Thursday, March 6, 2014


Today I made my students do an assignment where they had to write me a letter telling me more about themselves.  Since I'll be doing a bi-weekly writing class with them, I wanted to get a sense of what their writing is currently like. I figured this would be a good way to learn more about them while getting a better idea of what we should be working on during class.

Well, sure enough the letters were a bit of an emotional roller coaster.  They were hilarious at times, but mostly they made me feel sad.

My students are around 15/16 years old.  Since most of them aren't from Mungyeong, the vast majority are currently living in dorms at school.  In their letters, most of the girls wrote about how they miss home, and how they really just want to leave school and go back with their families.

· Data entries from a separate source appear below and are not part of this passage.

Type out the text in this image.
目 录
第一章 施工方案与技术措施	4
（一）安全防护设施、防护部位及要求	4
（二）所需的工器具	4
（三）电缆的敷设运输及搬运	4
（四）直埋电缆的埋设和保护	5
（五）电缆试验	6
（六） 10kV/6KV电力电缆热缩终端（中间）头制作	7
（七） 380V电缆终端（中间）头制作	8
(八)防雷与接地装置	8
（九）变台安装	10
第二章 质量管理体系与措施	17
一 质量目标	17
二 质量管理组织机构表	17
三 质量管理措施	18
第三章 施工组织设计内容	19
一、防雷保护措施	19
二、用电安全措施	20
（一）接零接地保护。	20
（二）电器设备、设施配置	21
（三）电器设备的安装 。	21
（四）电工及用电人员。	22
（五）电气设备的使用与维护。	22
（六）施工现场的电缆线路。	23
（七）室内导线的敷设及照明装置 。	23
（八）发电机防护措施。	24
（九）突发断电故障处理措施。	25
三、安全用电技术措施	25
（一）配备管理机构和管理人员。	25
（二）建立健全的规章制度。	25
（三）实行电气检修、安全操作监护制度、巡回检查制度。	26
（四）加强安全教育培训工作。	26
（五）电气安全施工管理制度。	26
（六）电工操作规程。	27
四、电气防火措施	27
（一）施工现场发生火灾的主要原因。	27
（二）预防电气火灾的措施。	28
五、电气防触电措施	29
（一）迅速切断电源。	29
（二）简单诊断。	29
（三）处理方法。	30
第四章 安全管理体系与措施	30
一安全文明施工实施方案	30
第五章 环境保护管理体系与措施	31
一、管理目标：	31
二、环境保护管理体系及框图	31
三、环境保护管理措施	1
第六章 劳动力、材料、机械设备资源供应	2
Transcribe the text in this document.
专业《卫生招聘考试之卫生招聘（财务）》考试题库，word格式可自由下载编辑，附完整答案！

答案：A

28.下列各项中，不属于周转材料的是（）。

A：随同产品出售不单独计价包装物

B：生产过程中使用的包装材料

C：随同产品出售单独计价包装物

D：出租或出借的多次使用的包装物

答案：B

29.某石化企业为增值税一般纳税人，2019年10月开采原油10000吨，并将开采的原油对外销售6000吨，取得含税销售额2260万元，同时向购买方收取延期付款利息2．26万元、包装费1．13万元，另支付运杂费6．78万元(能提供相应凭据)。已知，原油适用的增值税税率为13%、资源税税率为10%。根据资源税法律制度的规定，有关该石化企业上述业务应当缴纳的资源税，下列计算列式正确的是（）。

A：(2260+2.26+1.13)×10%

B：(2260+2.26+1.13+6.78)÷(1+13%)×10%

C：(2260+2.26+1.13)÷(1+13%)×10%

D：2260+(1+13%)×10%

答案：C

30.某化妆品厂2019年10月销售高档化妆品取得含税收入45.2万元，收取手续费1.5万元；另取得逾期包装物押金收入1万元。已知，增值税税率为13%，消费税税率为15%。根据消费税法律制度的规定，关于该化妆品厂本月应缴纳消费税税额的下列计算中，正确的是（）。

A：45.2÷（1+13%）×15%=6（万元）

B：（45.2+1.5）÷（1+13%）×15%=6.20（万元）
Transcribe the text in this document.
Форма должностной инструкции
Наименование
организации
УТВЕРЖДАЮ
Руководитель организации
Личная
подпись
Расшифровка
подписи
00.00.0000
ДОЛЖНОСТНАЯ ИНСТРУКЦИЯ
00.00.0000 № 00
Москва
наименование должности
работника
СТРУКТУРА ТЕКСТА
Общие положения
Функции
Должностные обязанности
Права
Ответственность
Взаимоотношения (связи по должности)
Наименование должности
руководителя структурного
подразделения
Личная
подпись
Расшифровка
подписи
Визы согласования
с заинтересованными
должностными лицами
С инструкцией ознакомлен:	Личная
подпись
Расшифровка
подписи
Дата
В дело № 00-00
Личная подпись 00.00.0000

They also wrote about how they are tired.  In their first week of school, many girls said they are already studying until 1 AM.  It's just INSANE.  I don't care how long I have been here, the never-ending studying will never become normal to me.

Living away from home is hard enough at such a young age, but the added enormous pressure makes the situation that much harder.

It really broke my heart to read some of the letters, but I think knowing that these girls are all away from home for the first time is making me bond with them that much more.  Sometimes I just can't turn off those maternal instincts (even though I'm not old enough to be the mother of any of these kids...)

So, when you hear people talking about those amazing Asian schools that America needs to compete with, please keep in mind the price that is paid for those high test scores.  This is not the life I would want for my children by any means whatsoever.  Never mind the TYPE of learning they do, but that's a whole different can of worms.

But really, when you hear those stories about the amazing students in Asia, remember high test scores come at a high price.  For my students the price is happiness, their intrinsic desire to learn, and their relationships with their families to name a few.  These are real consequences, and ones that I really hope people here will eventually begin to talk about and take seriously.